Heeding Mr. Jefferson’s words

Published 11:07 am Friday, January 19, 2018

The press, populated by individuals who, being human, are prone to mistakes, is inherently imperfect. Always has been. Always will be.

However flawed the institution of a free press may be, one needn’t take long scanning the landscape of societies without a free press to realize that a free, albeit innately flawed press is certainly better than the alternative.

Generations ago, while this imperfect republic of ours was still in its infancy, our imperfect founders knew even then that a free press was vital if we were to be a people that controlled its government rather than a people controlled by its government.

That sentiment has never been more important in the life of our society than it is today.

One of those imperfect founders, Thomas Jefferson, wrote the following words in 1787. We would all do well to revisit and heed his words.
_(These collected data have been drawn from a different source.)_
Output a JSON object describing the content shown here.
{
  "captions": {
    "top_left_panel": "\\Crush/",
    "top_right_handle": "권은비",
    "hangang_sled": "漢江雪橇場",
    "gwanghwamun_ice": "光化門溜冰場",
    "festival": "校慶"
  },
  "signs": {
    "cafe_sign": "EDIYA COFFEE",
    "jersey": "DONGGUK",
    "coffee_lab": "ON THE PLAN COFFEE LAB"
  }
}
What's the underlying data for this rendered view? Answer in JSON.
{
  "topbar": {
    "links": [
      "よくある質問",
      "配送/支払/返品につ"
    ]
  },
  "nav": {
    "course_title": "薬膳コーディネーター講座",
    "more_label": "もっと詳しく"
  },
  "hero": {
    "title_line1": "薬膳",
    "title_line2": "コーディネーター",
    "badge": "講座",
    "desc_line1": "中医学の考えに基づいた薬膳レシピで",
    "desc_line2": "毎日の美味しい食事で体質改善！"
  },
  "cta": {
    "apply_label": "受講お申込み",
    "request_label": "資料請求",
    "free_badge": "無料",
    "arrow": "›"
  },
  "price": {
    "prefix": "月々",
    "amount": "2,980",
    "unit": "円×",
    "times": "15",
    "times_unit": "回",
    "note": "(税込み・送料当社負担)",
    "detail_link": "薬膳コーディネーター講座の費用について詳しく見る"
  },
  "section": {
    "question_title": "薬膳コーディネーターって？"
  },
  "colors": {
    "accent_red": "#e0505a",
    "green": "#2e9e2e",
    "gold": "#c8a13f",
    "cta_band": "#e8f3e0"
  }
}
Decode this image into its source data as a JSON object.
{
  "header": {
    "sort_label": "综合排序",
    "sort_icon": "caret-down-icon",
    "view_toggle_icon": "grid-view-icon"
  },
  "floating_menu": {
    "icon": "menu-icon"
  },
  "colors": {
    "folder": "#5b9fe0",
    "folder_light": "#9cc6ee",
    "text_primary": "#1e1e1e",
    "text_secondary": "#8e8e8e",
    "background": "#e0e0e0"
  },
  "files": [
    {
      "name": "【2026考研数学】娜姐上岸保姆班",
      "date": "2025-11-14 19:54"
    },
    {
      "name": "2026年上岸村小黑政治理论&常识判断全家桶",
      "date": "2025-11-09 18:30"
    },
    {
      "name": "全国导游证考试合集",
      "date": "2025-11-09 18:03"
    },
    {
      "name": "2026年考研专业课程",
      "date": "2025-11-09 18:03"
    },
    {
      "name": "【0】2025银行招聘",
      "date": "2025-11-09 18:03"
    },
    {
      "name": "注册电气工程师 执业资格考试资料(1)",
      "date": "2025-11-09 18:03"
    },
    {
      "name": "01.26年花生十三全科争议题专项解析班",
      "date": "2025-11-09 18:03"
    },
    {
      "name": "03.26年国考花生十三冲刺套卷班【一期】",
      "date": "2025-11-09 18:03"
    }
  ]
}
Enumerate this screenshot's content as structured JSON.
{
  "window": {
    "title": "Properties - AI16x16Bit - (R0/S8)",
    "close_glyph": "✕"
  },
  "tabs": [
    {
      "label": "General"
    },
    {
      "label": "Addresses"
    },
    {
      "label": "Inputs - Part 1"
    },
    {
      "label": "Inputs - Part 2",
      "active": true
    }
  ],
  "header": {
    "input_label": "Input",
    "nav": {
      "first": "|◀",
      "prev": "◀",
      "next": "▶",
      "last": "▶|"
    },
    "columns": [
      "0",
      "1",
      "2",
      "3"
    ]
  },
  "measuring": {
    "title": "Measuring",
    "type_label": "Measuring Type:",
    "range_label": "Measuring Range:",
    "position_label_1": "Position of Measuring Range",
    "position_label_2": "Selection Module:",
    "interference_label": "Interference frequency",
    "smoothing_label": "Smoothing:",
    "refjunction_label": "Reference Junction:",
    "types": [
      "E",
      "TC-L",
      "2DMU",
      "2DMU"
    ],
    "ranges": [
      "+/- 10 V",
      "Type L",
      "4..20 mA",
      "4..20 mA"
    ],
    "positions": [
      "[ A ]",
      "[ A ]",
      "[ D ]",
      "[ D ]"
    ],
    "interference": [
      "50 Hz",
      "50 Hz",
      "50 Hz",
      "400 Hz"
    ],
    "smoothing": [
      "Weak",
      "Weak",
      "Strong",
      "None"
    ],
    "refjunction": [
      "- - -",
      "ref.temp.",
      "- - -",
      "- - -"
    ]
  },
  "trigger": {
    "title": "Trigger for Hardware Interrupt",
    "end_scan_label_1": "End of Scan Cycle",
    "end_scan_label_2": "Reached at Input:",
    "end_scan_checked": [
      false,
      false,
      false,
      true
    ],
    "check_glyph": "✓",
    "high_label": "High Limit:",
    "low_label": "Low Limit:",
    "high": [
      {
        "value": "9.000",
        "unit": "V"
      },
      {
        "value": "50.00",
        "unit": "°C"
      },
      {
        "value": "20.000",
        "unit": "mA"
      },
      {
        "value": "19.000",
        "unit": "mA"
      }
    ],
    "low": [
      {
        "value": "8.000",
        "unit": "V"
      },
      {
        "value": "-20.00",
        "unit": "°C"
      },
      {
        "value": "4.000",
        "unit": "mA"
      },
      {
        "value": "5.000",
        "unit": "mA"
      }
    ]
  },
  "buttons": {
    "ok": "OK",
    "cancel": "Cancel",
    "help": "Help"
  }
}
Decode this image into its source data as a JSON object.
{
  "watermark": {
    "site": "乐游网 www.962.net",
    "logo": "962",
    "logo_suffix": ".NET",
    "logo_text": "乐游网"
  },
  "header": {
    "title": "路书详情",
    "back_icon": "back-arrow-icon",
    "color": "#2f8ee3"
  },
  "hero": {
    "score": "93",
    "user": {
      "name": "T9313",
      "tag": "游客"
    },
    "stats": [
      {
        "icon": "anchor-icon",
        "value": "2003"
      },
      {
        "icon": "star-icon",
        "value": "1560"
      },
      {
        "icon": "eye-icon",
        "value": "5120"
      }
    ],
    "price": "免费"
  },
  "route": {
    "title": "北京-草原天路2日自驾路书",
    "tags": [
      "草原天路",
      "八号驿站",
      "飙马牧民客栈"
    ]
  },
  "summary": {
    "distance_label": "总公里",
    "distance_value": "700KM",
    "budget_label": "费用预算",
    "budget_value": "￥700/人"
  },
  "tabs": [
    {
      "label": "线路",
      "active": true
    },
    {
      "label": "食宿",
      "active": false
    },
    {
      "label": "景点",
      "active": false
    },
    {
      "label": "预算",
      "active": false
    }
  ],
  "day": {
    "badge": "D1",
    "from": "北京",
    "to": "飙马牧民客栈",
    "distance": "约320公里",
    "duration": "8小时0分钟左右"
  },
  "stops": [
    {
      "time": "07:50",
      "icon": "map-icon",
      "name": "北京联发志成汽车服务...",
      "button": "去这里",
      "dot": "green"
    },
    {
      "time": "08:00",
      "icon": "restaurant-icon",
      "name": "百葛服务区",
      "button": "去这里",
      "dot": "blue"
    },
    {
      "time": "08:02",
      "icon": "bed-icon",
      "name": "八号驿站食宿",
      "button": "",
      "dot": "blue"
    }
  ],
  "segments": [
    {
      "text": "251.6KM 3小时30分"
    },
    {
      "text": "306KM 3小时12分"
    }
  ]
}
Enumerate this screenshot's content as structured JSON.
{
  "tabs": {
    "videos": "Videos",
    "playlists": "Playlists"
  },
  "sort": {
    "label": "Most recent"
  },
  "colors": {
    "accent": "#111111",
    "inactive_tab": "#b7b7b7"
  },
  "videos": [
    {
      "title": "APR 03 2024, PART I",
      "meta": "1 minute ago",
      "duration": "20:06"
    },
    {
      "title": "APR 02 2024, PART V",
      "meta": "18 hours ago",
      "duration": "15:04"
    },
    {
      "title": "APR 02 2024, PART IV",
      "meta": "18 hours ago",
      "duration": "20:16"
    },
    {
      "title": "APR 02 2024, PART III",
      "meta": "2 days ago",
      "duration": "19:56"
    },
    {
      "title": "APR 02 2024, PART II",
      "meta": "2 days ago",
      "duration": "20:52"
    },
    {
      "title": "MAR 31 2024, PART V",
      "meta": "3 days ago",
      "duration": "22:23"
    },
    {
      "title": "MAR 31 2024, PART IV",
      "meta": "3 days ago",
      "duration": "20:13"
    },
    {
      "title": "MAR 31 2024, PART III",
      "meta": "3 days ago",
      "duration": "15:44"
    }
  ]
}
“The people are the only censors of their governors: and even their errors will tend to keep these to the true principles of their institution. To punish these errors too severely would be to suppress the only safeguard of the public liberty.

The way to prevent these irregular interpositions of the people is to give them full information of their affairs thro’ the channel of the public papers, & to contrive that those papers should penetrate the whole mass of the people.

The basis of our governments being the opinion of the people, the very first object should be to keep that right; and were it left to me to decide whether we should have a government without newspapers or newspapers without a government, I should not hesitate a moment to prefer the latter.

But I should mean that every man should receive those papers & be capable of reading them.”